Una ‘catena di Sant’Antonio’ di debiti dal pubblico al privato

Secondo il Segretario della Cgia, Renato Mason, le ragioni dei ritardi nei pagamenti sono molteplici: «le lungaggini burocratiche, il cattivo funzionamento degli uffici pubblici, i vincoli di bilancio imposti da Bruxelles, l’abuso di posizione dominante del committente e la mancanza di liquidità». Ed aggiunge: «Nonostante dal primo gennaio 2013 la legge stabilisca che il pubblico debba pagare entro 30 giorni, salvo non sia un’azienda sanitaria che allora lo può fare entro 60, queste disposizioni continuano a essere spesso disattese, con ricadute molto pesanti soprattutto per le piccole imprese che dispongono di un potere negoziale molto limitato nei confronti degli enti pubblici. Un problema, è bene sottolinearlo, che, purtroppo, non riguarda solo le transazioni commerciali con il pubblico, ma anche tra aziende private. Un malcostume generalizzato che non ha pari nel resto dell’Ue».

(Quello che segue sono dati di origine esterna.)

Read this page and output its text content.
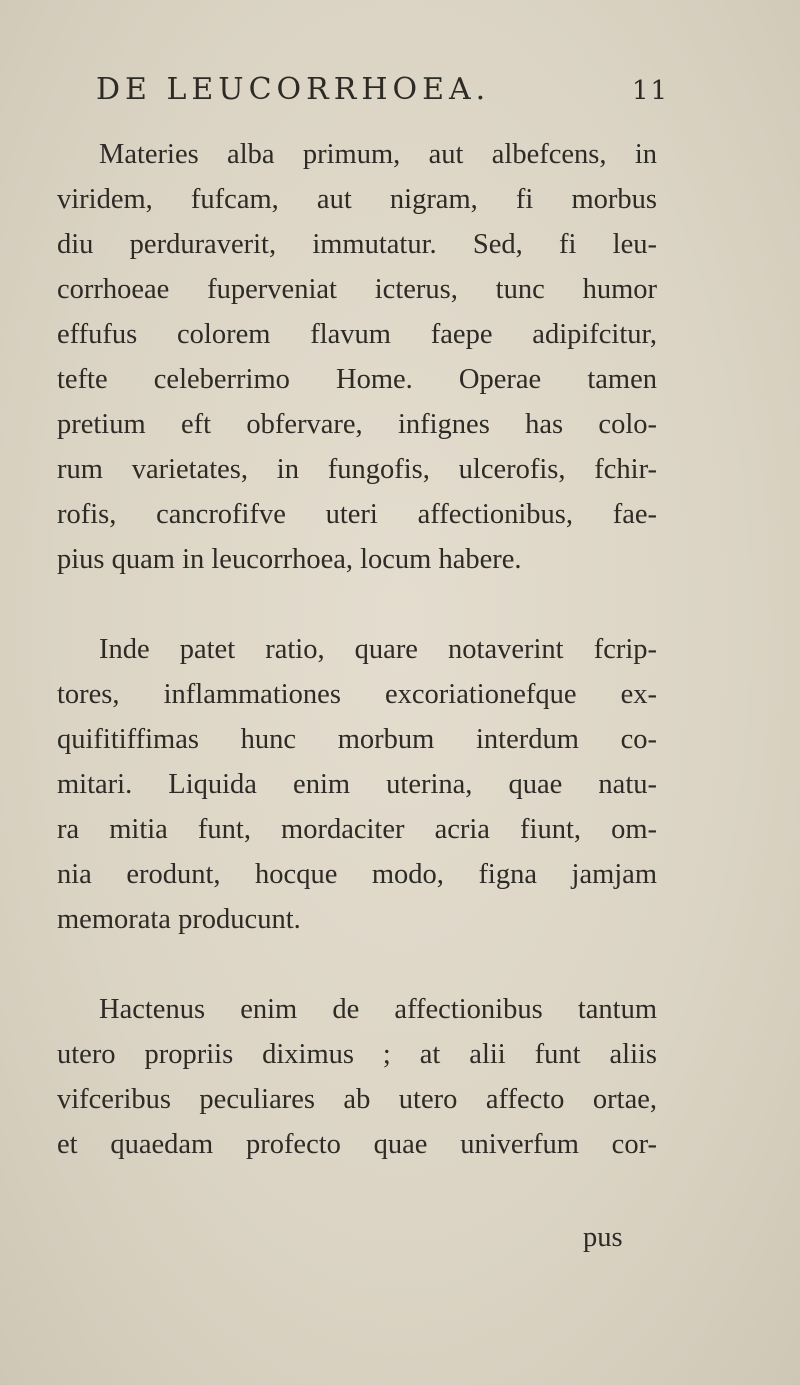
DE LEUCORRHOEA.	11
Materies alba primum, aut albefcens, in
viridem, fufcam, aut nigram, fi morbus
diu perduraverit, immutatur. Sed, fi leu-
corrhoeae fuperveniat icterus, tunc humor
effufus colorem flavum faepe adipifcitur,
tefte celeberrimo Home. Operae tamen
pretium eft obfervare, infignes has colo-
rum varietates, in fungofis, ulcerofis, fchir-
rofis, cancrofifve uteri affectionibus, fae-
pius quam in leucorrhoea, locum habere.
Inde patet ratio, quare notaverint fcrip-
tores, inflammationes excoriationefque ex-
quifitiffimas hunc morbum interdum co-
mitari. Liquida enim uterina, quae natu-
ra mitia funt, mordaciter acria fiunt, om-
nia erodunt, hocque modo, figna jamjam
memorata producunt.
Hactenus enim de affectionibus tantum
utero propriis diximus ; at alii funt aliis
vifceribus peculiares ab utero affecto ortae,
et quaedam profecto quae univerfum cor-
pus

Solo la Ue potrà essere d’aiuto ai privati

Bisogna ricordare che la Commissione Ue non ha ancora archiviato la procedura di infrazione avviata nel giugno del 2014 nei confronti dell’Italia. Infatti l’Europa è intervenuta già presso il Governo lamentando la non corretta applicazione della direttiva Ue che impone i pagamenti in tempi certi e assolutamente minori a quanto oggi non accada nel nostro Paese.